On the flip side though, China’s own Twitter doppelganger, weibo.com, turned against its government following a high-speed rail crash last month, even with strict policing. Without getting too bogged down with specifics, 26million posts were made about the devastating train wreck in which 39 people died and hundreds were injured, making it very difficult for the powers that be to keep things under tight wraps, with the accident now being branded a metaphor for the country’s dangerously hurried modernisation. As Channel 4 news reported, such websites are “in some ways putting the fear of god into [Chinese] officials”, which isn’t surprising, considering people who have been incapable of open speech are finally being afforded a little space to talk.
Obviously the wholesale looting of high end consumer goods (and, apparently, copious right shoes) cannot be compared to real political struggle, irrespective of whether a matter of serious public interest originally sparked the troubles.

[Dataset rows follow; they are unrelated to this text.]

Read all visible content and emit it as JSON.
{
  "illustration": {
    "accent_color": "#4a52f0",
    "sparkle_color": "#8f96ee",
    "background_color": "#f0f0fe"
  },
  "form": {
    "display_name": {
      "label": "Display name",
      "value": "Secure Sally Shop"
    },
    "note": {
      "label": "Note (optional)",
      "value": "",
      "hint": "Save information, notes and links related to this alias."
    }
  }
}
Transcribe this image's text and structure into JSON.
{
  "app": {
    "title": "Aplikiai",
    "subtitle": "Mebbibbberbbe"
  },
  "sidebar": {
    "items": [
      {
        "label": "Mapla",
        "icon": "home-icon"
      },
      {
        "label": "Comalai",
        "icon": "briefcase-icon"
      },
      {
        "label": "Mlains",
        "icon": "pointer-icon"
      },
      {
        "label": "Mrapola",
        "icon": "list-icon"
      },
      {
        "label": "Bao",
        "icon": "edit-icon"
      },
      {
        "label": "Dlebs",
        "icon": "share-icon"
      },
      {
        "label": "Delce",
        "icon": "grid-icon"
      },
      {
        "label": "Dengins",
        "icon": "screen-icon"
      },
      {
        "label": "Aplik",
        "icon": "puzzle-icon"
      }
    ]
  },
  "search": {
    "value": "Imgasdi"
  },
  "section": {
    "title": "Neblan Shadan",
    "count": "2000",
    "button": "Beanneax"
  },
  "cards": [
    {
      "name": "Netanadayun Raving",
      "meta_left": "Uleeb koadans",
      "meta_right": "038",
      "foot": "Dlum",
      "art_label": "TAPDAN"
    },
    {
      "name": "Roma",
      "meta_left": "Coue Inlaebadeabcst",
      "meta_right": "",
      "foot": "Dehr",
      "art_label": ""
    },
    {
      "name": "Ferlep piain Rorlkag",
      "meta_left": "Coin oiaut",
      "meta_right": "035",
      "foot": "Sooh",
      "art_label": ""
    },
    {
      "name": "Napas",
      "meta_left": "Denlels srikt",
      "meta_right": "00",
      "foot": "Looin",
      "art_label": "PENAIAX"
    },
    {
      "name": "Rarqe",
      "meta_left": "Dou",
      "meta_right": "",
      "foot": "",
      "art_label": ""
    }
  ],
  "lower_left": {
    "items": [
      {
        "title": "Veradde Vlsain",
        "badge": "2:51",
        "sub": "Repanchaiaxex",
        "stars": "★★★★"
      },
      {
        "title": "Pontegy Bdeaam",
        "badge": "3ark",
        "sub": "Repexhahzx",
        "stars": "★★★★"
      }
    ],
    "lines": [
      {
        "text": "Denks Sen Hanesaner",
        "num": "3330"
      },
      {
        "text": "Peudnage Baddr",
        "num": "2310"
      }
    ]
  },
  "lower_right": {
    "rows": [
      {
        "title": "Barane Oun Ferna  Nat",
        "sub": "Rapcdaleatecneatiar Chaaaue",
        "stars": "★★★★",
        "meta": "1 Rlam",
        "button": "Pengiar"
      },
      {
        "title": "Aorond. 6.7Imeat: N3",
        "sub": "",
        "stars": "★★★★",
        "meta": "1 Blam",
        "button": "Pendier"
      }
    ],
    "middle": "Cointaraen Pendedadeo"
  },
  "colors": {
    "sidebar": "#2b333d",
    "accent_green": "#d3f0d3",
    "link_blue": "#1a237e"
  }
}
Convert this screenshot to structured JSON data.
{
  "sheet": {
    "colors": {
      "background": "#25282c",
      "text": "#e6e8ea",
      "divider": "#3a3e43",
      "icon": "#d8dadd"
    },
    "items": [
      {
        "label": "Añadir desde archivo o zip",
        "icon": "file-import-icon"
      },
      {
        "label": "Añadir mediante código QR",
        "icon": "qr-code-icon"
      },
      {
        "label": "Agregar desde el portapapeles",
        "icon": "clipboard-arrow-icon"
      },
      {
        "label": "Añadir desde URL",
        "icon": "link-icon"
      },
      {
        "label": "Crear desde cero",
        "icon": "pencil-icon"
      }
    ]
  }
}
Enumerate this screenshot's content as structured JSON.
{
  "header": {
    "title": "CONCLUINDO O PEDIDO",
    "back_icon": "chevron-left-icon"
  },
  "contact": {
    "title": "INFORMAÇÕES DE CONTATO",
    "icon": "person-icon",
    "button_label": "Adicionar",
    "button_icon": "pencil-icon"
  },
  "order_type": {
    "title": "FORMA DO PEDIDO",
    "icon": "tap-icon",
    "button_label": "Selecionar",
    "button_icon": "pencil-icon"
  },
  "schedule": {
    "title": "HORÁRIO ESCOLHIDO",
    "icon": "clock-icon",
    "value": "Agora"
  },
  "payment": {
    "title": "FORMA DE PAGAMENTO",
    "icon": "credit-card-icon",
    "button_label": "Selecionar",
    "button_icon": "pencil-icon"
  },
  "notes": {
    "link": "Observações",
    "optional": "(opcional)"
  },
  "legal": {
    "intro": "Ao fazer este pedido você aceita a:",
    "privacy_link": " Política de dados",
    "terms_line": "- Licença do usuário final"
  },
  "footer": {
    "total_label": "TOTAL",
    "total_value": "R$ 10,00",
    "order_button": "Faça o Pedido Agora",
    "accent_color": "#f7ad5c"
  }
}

So can we simply conclude that any benefits of social media, in terms of free speech, can only really be realised in oppressed regions, while those already basking in the luxury of century old democracies will only ever use such tools to spout ridiculous commentary and incite pointless violence? Have we made a mistake by allowing such online communities to develop worldwide without first outlining a comprehensive way in which to monitor these channels? Or have we finally reached a point in history wherein the world’s inequalities, injustices, and crimes can no longer be hidden, meaning the age old policies of subjugation and sweeping annoying issues under the carpet will no longer cut it?